Item 74: Consider memoryview and bytearray for Zero-Copy Interactions with bytes

Tue 22 October 2019

This sample is from a previous version of the book. See the new third edition here.

Though Python isn’t able to parallelize CPU-bound computation without extra effort (see Item 64: “Consider concurrent.futures for True Parallelism”), it is able to support high-throughput, parallel I/O in a variety of ways (see Item 53: “Use Threads for Blocking I/O, Avoid for Parallelism” and Item 60: “Achieve Highly Concurrent I/O with Coroutines” for details). That said, it’s surprisingly easy to use these I/O tools the wrong way and reach the conclusion that the language is too slow for even I/O-bound workloads.

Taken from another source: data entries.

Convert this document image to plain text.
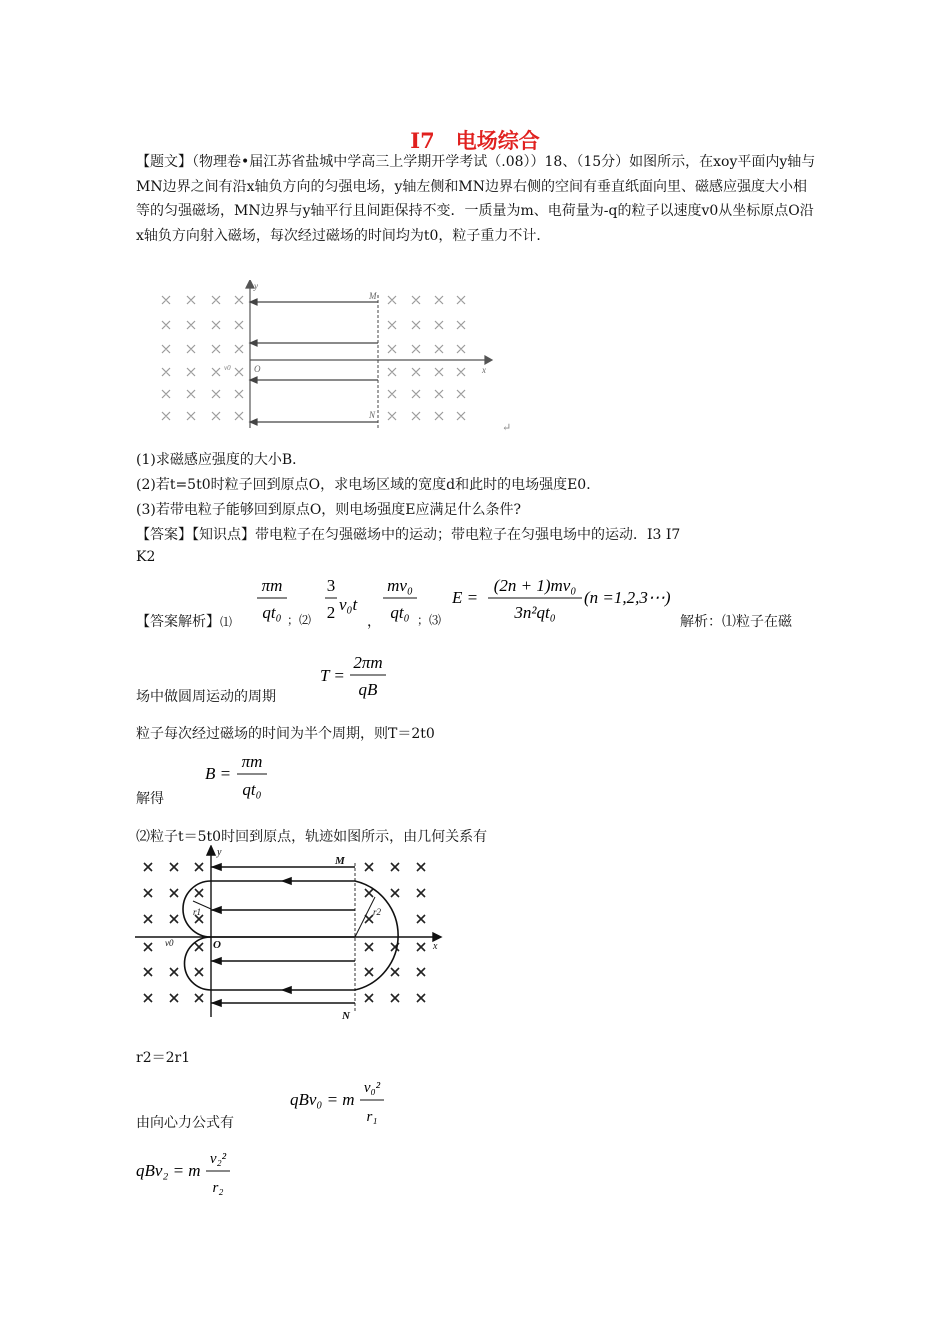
I7　电场综合
【题文】（物理卷•届江苏省盐城中学高三上学期开学考试（.08））18、（15分）如图所示，在xoy平面内y轴与MN边界之间有沿x轴负方向的匀强电场，y轴左侧和MN边界右侧的空间有垂直纸面向里、磁感应强度大小相等的匀强磁场，MN边界与y轴平行且间距保持不变．一质量为m、电荷量为-q的粒子以速度v0从坐标原点O沿x轴负方向射入磁场，每次经过磁场的时间均为t0，粒子重力不计．
y
M
O	x
N
v0
↵
(1)求磁感应强度的大小B．
(2)若t=5t0时粒子回到原点O，求电场区域的宽度d和此时的电场强度E0．
(3)若带电粒子能够回到原点O，则电场强度E应满足什么条件?
【答案】【知识点】带电粒子在匀强磁场中的运动；带电粒子在匀强电场中的运动．I3 I7
K2
【答案解析】⑴
πm
qt₀ ；⑵
3
2 v₀t
，
mv₀
qt₀ ；⑶
E =
(2n + 1)mv₀
3n²qt₀
(n =1,2,3⋯)
解析：⑴粒子在磁
场中做圆周运动的周期
T =
2πm
qB
粒子每次经过磁场的时间为半个周期，则T＝2t0
解得
B =
πm
qt₀
⑵粒子t＝5t0时回到原点，轨迹如图所示，由几何关系有
y
M
x
O
v0
N
r1	r2
r2＝2r1
由向心力公式有
qBv₀ = m
v₀²
r₁
qBv₂ = m
v₂²
r₂
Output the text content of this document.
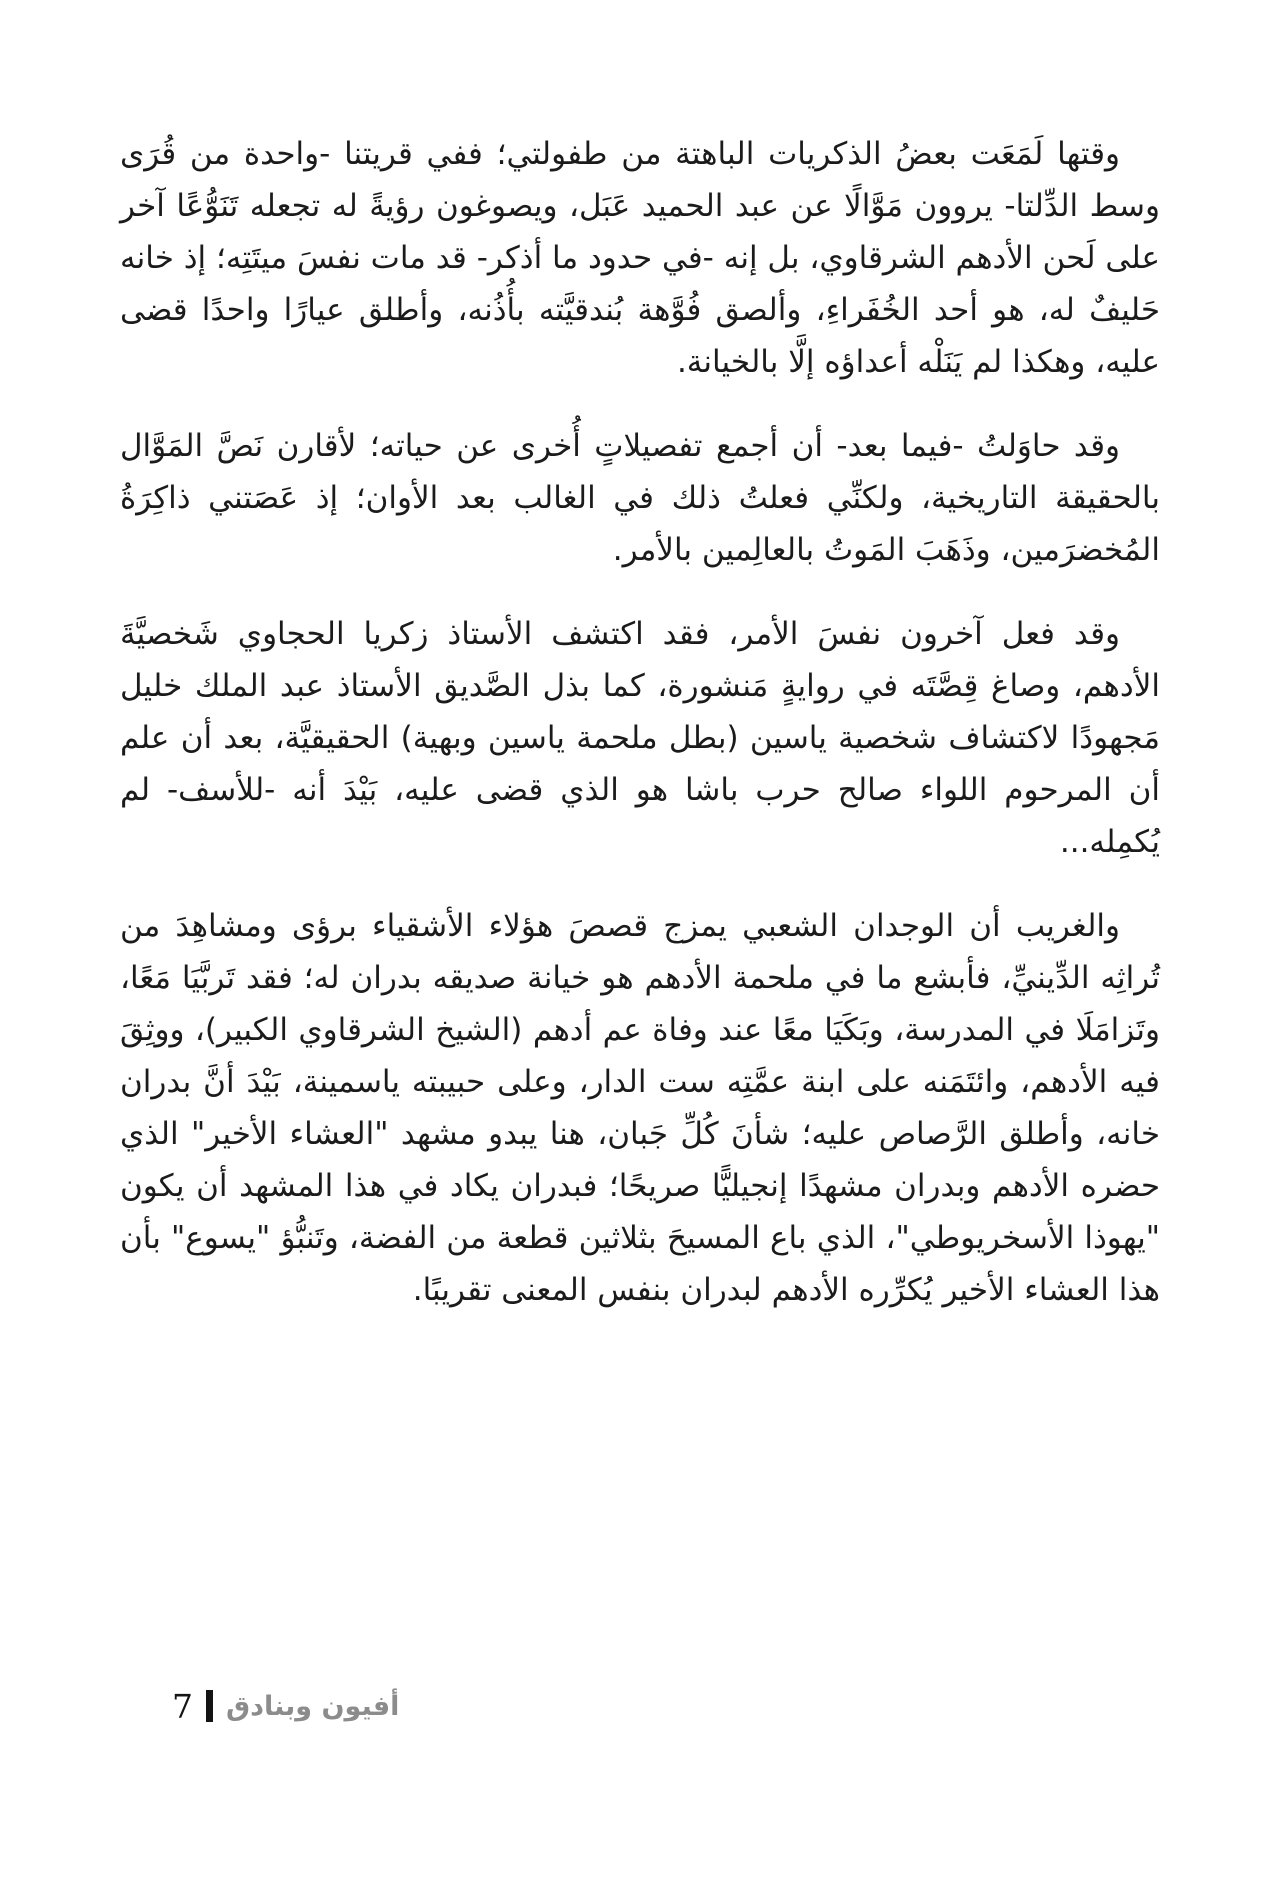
وقتها لَمَعَت بعضُ الذكريات الباهتة من طفولتي؛ ففي قريتنا -واحدة من قُرَى وسط الدِّلتا- يروون مَوَّالًا عن عبد الحميد عَبَل، ويصوغون رؤيةً له تجعله تَنَوُّعًا آخر على لَحن الأدهم الشرقاوي، بل إنه -في حدود ما أذكر- قد مات نفسَ ميتَتِه؛ إذ خانه حَليفٌ له، هو أحد الخُفَراءِ، وألصق فُوَّهة بُندقيَّته بأُذُنه، وأطلق عيارًا واحدًا قضى عليه، وهكذا لم يَنَلْه أعداؤه إلَّا بالخيانة.

وقد حاوَلتُ -فيما بعد- أن أجمع تفصيلاتٍ أُخرى عن حياته؛ لأقارن نَصَّ المَوَّال بالحقيقة التاريخية، ولكنِّي فعلتُ ذلك في الغالب بعد الأوان؛ إذ عَصَتني ذاكِرَةُ المُخضرَمين، وذَهَبَ المَوتُ بالعالِمين بالأمر.

وقد فعل آخرون نفسَ الأمر، فقد اكتشف الأستاذ زكريا الحجاوي شَخصيَّةَ الأدهم، وصاغ قِصَّتَه في روايةٍ مَنشورة، كما بذل الصَّديق الأستاذ عبد الملك خليل مَجهودًا لاكتشاف شخصية ياسين (بطل ملحمة ياسين وبهية) الحقيقيَّة، بعد أن علم أن المرحوم اللواء صالح حرب باشا هو الذي قضى عليه، بَيْدَ أنه -للأسف- لم يُكمِله...

والغريب أن الوجدان الشعبي يمزج قصصَ هؤلاء الأشقياء برؤى ومشاهِدَ من تُراثِه الدِّينيِّ، فأبشع ما في ملحمة الأدهم هو خيانة صديقه بدران له؛ فقد تَربَّيَا مَعًا، وتَزامَلَا في المدرسة، وبَكَيَا معًا عند وفاة عم أدهم (الشيخ الشرقاوي الكبير)، ووثِقَ فيه الأدهم، وائتَمَنه على ابنة عمَّتِه ست الدار، وعلى حبيبته ياسمينة، بَيْدَ أنَّ بدران خانه، وأطلق الرَّصاص عليه؛ شأنَ كُلِّ جَبان، هنا يبدو مشهد "العشاء الأخير" الذي حضره الأدهم وبدران مشهدًا إنجيليًّا صريحًا؛ فبدران يكاد في هذا المشهد أن يكون "يهوذا الأسخريوطي"، الذي باع المسيحَ بثلاثين قطعة من الفضة، وتَنبُّؤ "يسوع" بأن هذا العشاء الأخير يُكرِّره الأدهم لبدران بنفس المعنى تقريبًا.

7 أفيون وبنادق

For example, say that you’re building a media server to stream television or movies over a network to users so they can watch without having to download the video data in advance. One of the key features of such a system is the ability for users to move forward or backward in the video playback so they can skip or repeat parts. In the client program I can implement this by requesting a chunk of data from the server corresponding to the new time index selected by the user:

def timecode_to_index(video_id, timecode):
    ...
    # Returns the byte offset in the video data

def request_chunk(video_id, byte_offset, size):
    ...
    # Returns size bytes of video_id's data from the offset

video_id = ...
timecode = '01:09:14:28'
byte_offset = timecode_to_index(video_id, timecode)
size = 20 * 1024 * 1024
video_data = request_chunk(video_id, byte_offset, size)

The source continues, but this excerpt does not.